L’objectif élémentaire est de s’assurer si les veaux échoués sur la plage de Kalâat El Andalous faisaient partie ou non d’une cargaison de veaux malades importés par des éleveurs tunisiens. C’est la moindre des choses qu’ils auraient pu faire, d’autant plus que la qualité de nos importateurs laisse souvent à désirer.
Est-il besoin de rappeler que la rapacité de certains d’entre eux a atteint un degré tel qu’ils n’hésitent plus à mettre en danger la vie et la santé des gens. En témoignent deux récentes affaires criminelles : la première remonte au mois d’août 2019, lorsqu’un puissant groupe agroalimentaire a osé importer d’Ukraine du « blé radiocatif »; tandis que la seconde, qualifiée par les internautes d’« affaire de la mort » a été la découverte, le 29 mars 2020, par la douane, de deux conteneurs remplis de 235 mille produits de protection médicale périmés (gants, masques, blouses).

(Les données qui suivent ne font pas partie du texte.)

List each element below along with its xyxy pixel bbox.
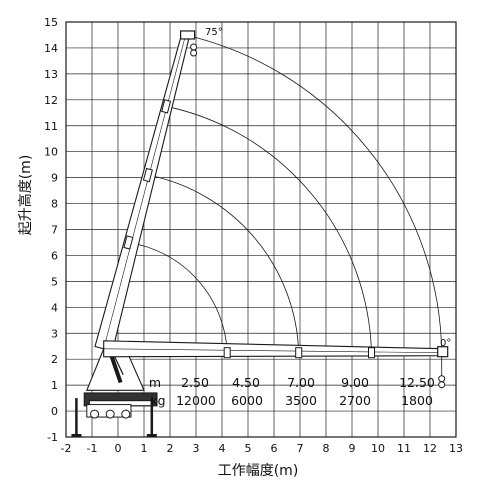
boom-raised [94, 33, 191, 352]
y-tick-label: 8 [51, 198, 58, 211]
table-m-label: m [149, 375, 161, 390]
x-tick-label: 2 [167, 442, 174, 455]
reach-arc [147, 174, 300, 353]
y-tick-label: 0 [51, 405, 58, 418]
base-wheel [90, 409, 100, 419]
reach-arc [166, 105, 372, 353]
tick-labels: -2 -1 0 1 2 3 4 5 6 7 8 9 10 11 12 13-10123456789101112… [44, 16, 463, 455]
x-tick-label: 0 [115, 442, 122, 455]
radius-value: 9.00 [341, 375, 369, 390]
x-tick-label: 8 [323, 442, 330, 455]
hook-block [438, 375, 446, 383]
y-tick-label: 14 [44, 42, 58, 55]
x-tick-label: 11 [397, 442, 411, 455]
load-value: 2700 [339, 393, 371, 408]
load-value: 1800 [401, 393, 433, 408]
x-tick-label: -2 [61, 442, 72, 455]
x-tick-label: 3 [193, 442, 200, 455]
y-tick-label: -1 [47, 431, 58, 444]
radius-value: 12.50 [399, 375, 435, 390]
y-tick-label: 15 [44, 16, 58, 29]
hook-block [190, 43, 198, 51]
boom-section-joint [142, 167, 153, 183]
x-tick-label: 10 [371, 442, 385, 455]
boom [94, 30, 449, 389]
load-value: 3500 [285, 393, 317, 408]
boom-section-joint [368, 347, 375, 359]
boom-raised-centerline [103, 34, 186, 349]
hook-block [190, 49, 198, 57]
x-tick-label: 13 [449, 442, 463, 455]
y-tick-label: 5 [51, 275, 58, 288]
radius-value: 4.50 [232, 375, 260, 390]
grid-border [65, 21, 457, 438]
x-tick-label: 5 [245, 442, 252, 455]
grid [65, 21, 457, 438]
x-tick-label: -1 [87, 442, 98, 455]
y-tick-label: 7 [51, 224, 58, 237]
boom-section-joint [223, 347, 231, 359]
base-wheel [121, 409, 131, 419]
y-tick-label: 2 [51, 353, 58, 366]
boom-section-joint [123, 235, 134, 250]
y-tick-label: 11 [44, 120, 58, 133]
y-tick-label: 13 [44, 68, 58, 81]
radius-value: 7.00 [287, 375, 315, 390]
table-kg-label: kg [150, 393, 165, 408]
angle-label-0: 0° [440, 338, 451, 349]
cylinder-rod [113, 354, 124, 376]
y-tick-label: 1 [51, 379, 58, 392]
boom-section-joint [295, 347, 303, 359]
boom-head [180, 30, 196, 40]
boom-tip [437, 346, 449, 358]
y-tick-label: 6 [51, 249, 58, 262]
y-tick-label: 4 [51, 301, 58, 314]
outrigger-pad [146, 434, 157, 437]
x-tick-label: 9 [349, 442, 356, 455]
y-tick-label: 3 [51, 327, 58, 340]
base-wheel [105, 409, 115, 419]
reach-arcs [128, 34, 443, 353]
y-tick-label: 12 [44, 94, 58, 107]
reach-arc [185, 34, 443, 353]
load-table: m kg 2.50 4.50 7.00 9.00 12.50 12000 600… [149, 375, 435, 408]
outrigger-pad [71, 434, 82, 437]
boom-section-joint [161, 99, 172, 114]
x-axis-title: 工作幅度(m) [218, 463, 299, 479]
x-tick-label: 6 [271, 442, 278, 455]
reach-arc [128, 242, 228, 353]
angle-label-75: 75° [205, 27, 223, 38]
y-tick-label: 10 [44, 146, 58, 159]
boom-horizontal [103, 340, 443, 358]
load-value: 6000 [231, 393, 263, 408]
x-tick-label: 4 [219, 442, 226, 455]
x-tick-label: 1 [141, 442, 148, 455]
y-axis-title: 起升高度(m) [17, 155, 34, 236]
y-tick-label: 9 [51, 172, 58, 185]
load-value: 12000 [176, 393, 216, 408]
x-tick-label: 7 [297, 442, 304, 455]
hook-block [438, 381, 446, 389]
radius-value: 2.50 [181, 375, 209, 390]
x-tick-label: 12 [423, 442, 437, 455]
boom-horizontal-centerline [103, 348, 442, 354]
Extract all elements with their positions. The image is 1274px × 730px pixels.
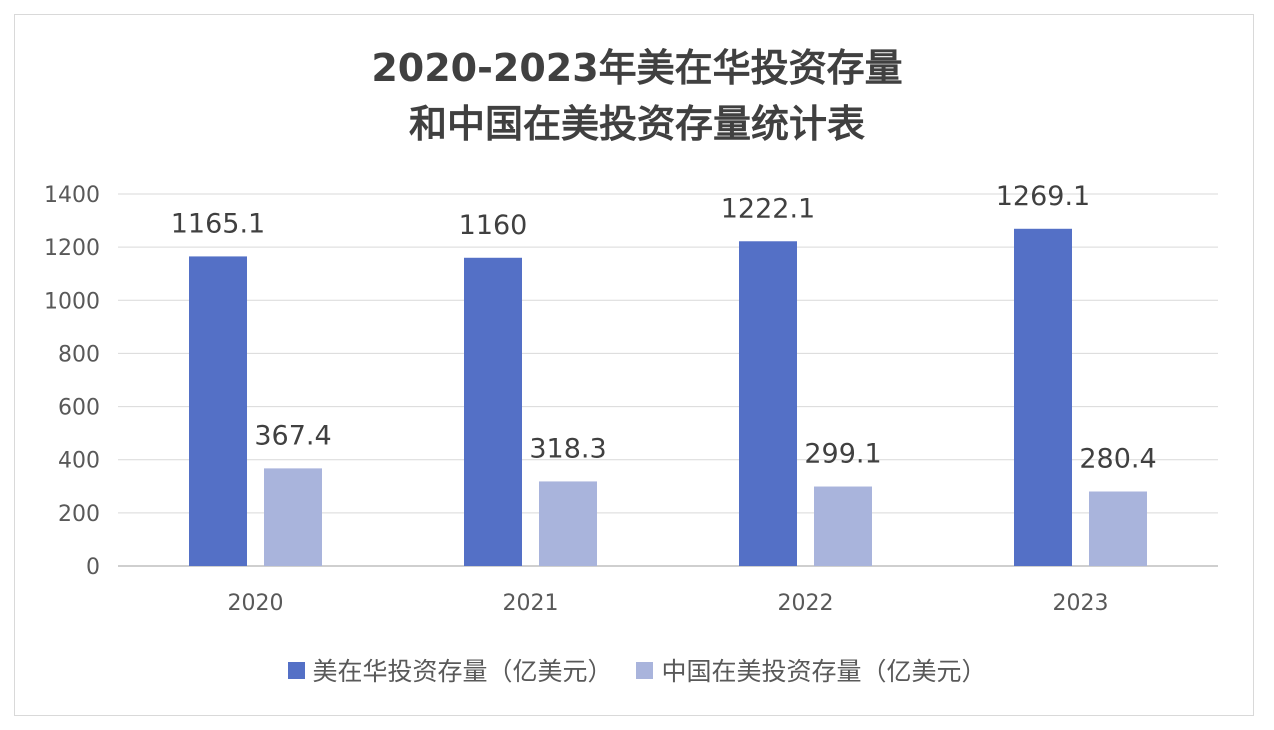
data-label: 318.3	[529, 433, 606, 464]
data-labels: 1165.1 367.4 1160 318.3 1222.1 299.1 1269.1 280…	[171, 181, 1157, 475]
legend-item-china-in-us: 中国在美投资存量（亿美元）	[636, 652, 986, 688]
y-tick-label: 800	[58, 342, 100, 367]
x-tick-label: 2020	[228, 591, 284, 616]
legend-label-us-in-china: 美在华投资存量（亿美元）	[312, 657, 613, 686]
legend-swatch-us-in-china	[287, 661, 305, 679]
y-tick-label: 600	[58, 396, 100, 421]
data-label: 1160	[459, 210, 528, 241]
y-tick-label: 400	[58, 449, 100, 474]
x-tick-label: 2022	[778, 591, 834, 616]
bars	[189, 228, 1147, 567]
bar	[739, 241, 797, 566]
chart-title-line-2: 和中国在美投资存量统计表	[408, 102, 865, 146]
chart-title-line-1: 2020-2023年美在华投资存量	[371, 46, 903, 90]
data-label: 1269.1	[996, 181, 1090, 212]
y-axis-ticks: 0 200 400 600 800 1000 1200 1400	[44, 183, 100, 580]
data-label: 1222.1	[721, 193, 815, 224]
bar	[539, 481, 597, 566]
legend-item-us-in-china: 美在华投资存量（亿美元）	[287, 652, 613, 688]
data-label: 367.4	[254, 420, 331, 451]
x-tick-label: 2023	[1053, 591, 1109, 616]
bar	[1089, 491, 1147, 566]
y-tick-label: 1200	[44, 236, 100, 261]
bar	[264, 468, 322, 566]
y-tick-label: 1400	[44, 183, 100, 208]
legend-label-china-in-us: 中国在美投资存量（亿美元）	[661, 657, 987, 686]
legend-swatch-china-in-us	[636, 661, 654, 679]
data-label: 280.4	[1079, 443, 1156, 474]
x-axis-ticks: 2020 2021 2022 2023	[228, 591, 1109, 616]
chart-title: 2020-2023年美在华投资存量 和中国在美投资存量统计表	[0, 40, 1274, 152]
legend: 美在华投资存量（亿美元） 中国在美投资存量（亿美元）	[0, 652, 1274, 688]
y-tick-label: 1000	[44, 289, 100, 314]
y-tick-label: 0	[86, 555, 100, 580]
bar	[814, 486, 872, 566]
data-label: 299.1	[804, 439, 881, 470]
bar	[464, 257, 522, 566]
x-tick-label: 2021	[503, 591, 559, 616]
bar	[189, 256, 247, 566]
y-tick-label: 200	[58, 502, 100, 527]
data-label: 1165.1	[171, 208, 265, 239]
bar	[1014, 228, 1072, 567]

Cela pour dire au final que le contrôle phytosanitaire à nos frontières est une activité hautement stratégique pour préserver notre patrimoine animal et végétal. C’est pourquoi, sa gestion doit être confiée à des professionnels confirmés, et surtou, curieux et investigateurs, non à des incompétents partisans de la technique «à-la-va-vite».